Only one person, his sole lifelong friend, had ever visited him there. The friend didn’t stay long. He was shaken by what he saw.
“You’re too old for this shit,” the friend said.
“I’ve been working out.”
“They could kill you in your sleep.”
“So could a heart attack,” said the one-eyed man. “Haven’t you been following the news? The country we both fought for is getting ass-raped by a paranoid, draft-dodging, whore-hopping—”
“There’s no TV out here. How the hell do you even know what’s going on?”
“Because I’ve got a generator, a laptop, and my very own Wi-Fi hotspot. These days I stay painfully informed, watching rat-toothed politicians drag the planet into a smoking death spiral.”
“You told me you gave up a long time ago,” the friend reminded him.
“It’s no longer possible to look away and live with myself.”
“So this ‘operation’ is how you cope?”
“Oh fuck, no. I cope by micro-dosing.”
“What’s that?” the friend asked.
“LSD 25. Fifteen micrograms, every other day.”
“Now you’re scarin’ the shit out of me.”
“Like old times.” The old man grinned and lifted the denim patch where his left eye used to be. A mottled, whitish form protruded from the scarred socket.
“What’ve you done now, captain?”
“I’m incubating an iguana egg.”
“Lord Almighty,” the friend murmured.
“I get bored out here. The acid helps.”
“That’s some cage you built.”
“Let’s call it an enclosure,” said the one-eyed man. “Tell the truth: Do I look as ancient and damaged as you do?”
“Way worse—and I can still kick your sorry white ass.”
“Assisted living agrees with you, Jim.”
The friend was too troubled to smile at the joke. He couldn’t stop staring up at the tree canopy, which at first he’d thought was decorated with long streamers of dingy crepe. Now he realized that the garlands in the boughs were made of something else.
Nor was the scene on the ground reassuring: Hundreds of books that the old man had accumulated over the years were now stacked high with their spines facing outward, makeshift bricks that formed a square of connected walls domed by a roll of chicken wire.
The visiting friend’s view of the back wall was blocked, though by moving closer he was able to read the titles on the others.
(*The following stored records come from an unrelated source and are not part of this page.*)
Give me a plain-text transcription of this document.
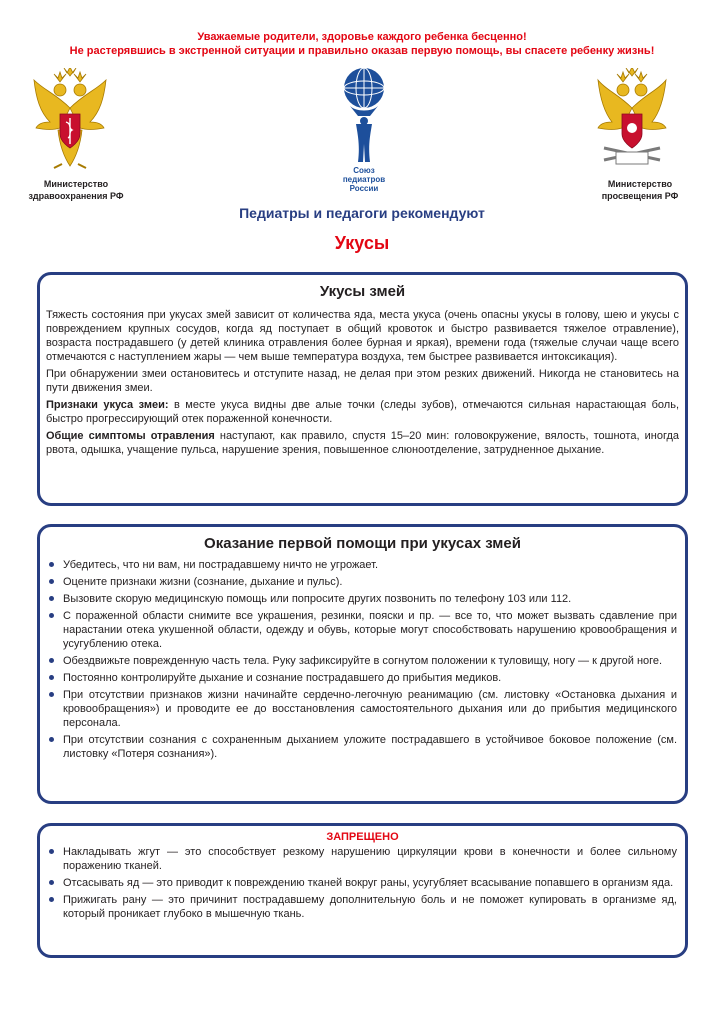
Уважаемые родители, здоровье каждого ребенка бесценно!
Не растерявшись в экстренной ситуации и правильно оказав первую помощь, вы спасете ребенку жизнь!
Министерство
здравоохранения РФ
Союз
педиатров
России	Министерство
просвещения РФ
Педиатры и педагоги рекомендуют
Укусы
Укусы змей

Тяжесть состояния при укусах змей зависит от количества яда, места укуса (очень опасны укусы в голову, шею и укусы с повреждением крупных сосудов, когда яд поступает в общий кровоток и быстро развивается тяжелое отравление), возраста пострадавшего (у детей клиника отравления более бурная и яркая), времени года (тяжелые случаи чаще всего отмечаются с наступлением жары — чем выше температура воздуха, тем быстрее развивается интоксикация).

При обнаружении змеи остановитесь и отступите назад, не делая при этом резких движений. Никогда не становитесь на пути движения змеи.

Признаки укуса змеи: в месте укуса видны две алые точки (следы зубов), отмечаются сильная нарастающая боль, быстро прогрессирующий отек пораженной конечности.

Общие симптомы отравления наступают, как правило, спустя 15–20 мин: головокружение, вялость, тошнота, иногда рвота, одышка, учащение пульса, нарушение зрения, повышенное слюноотделение, затрудненное дыхание.

Оказание первой помощи при укусах змей
Убедитесь, что ни вам, ни пострадавшему ничто не угрожает.
Оцените признаки жизни (сознание, дыхание и пульс).
Вызовите скорую медицинскую помощь или попросите других позвонить по телефону 103 или 112.
С пораженной области снимите все украшения, резинки, пояски и пр. — все то, что может вызвать сдавление при нарастании отека укушенной области, одежду и обувь, которые могут способствовать нарушению кровообращения и усугублению отека.
Обездвижьте поврежденную часть тела. Руку зафиксируйте в согнутом положении к туловищу, ногу — к другой ноге.
Постоянно контролируйте дыхание и сознание пострадавшего до прибытия медиков.
При отсутствии признаков жизни начинайте сердечно-легочную реанимацию (см. листовку «Остановка дыхания и кровообращения») и проводите ее до восстановления самостоятельного дыхания или до прибытия медицинского персонала.
При отсутствии сознания с сохраненным дыханием уложите пострадавшего в устойчивое боковое положение (см. листовку «Потеря сознания»).
ЗАПРЕЩЕНО
Накладывать жгут — это способствует резкому нарушению циркуляции крови в конечности и более сильному поражению тканей.
Отсасывать яд — это приводит к повреждению тканей вокруг раны, усугубляет всасывание попавшего в организм яда.
Прижигать рану — это причинит пострадавшему дополнительную боль и не поможет купировать в организме яд, который проникает глубоко в мышечную ткань.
One had been constructed with political biographies—Lincoln, Churchill, Huey Long, Teddy Roosevelt, Joe McCarthy, most of Caro’s LBJ series, Reagan, the Kennedys, the Bushes, the Clintons, all the way up to Obama. The opposite side had been fortified with fiction, from Dickens to Rushdie, including multiple editions of every John D. MacDonald novel. A third, east-facing wall appeared to be reference volumes—several old sets of encyclopedias, the Florida Statutes, dictionaries, gazetteers, medical textbooks, even a 1987 edition of the Federal Criminal Code and Rules ; in the center of the partition was a space barely large enough for a grown man to squeeze through, and fitted with a removable panel of clear aquarium glass.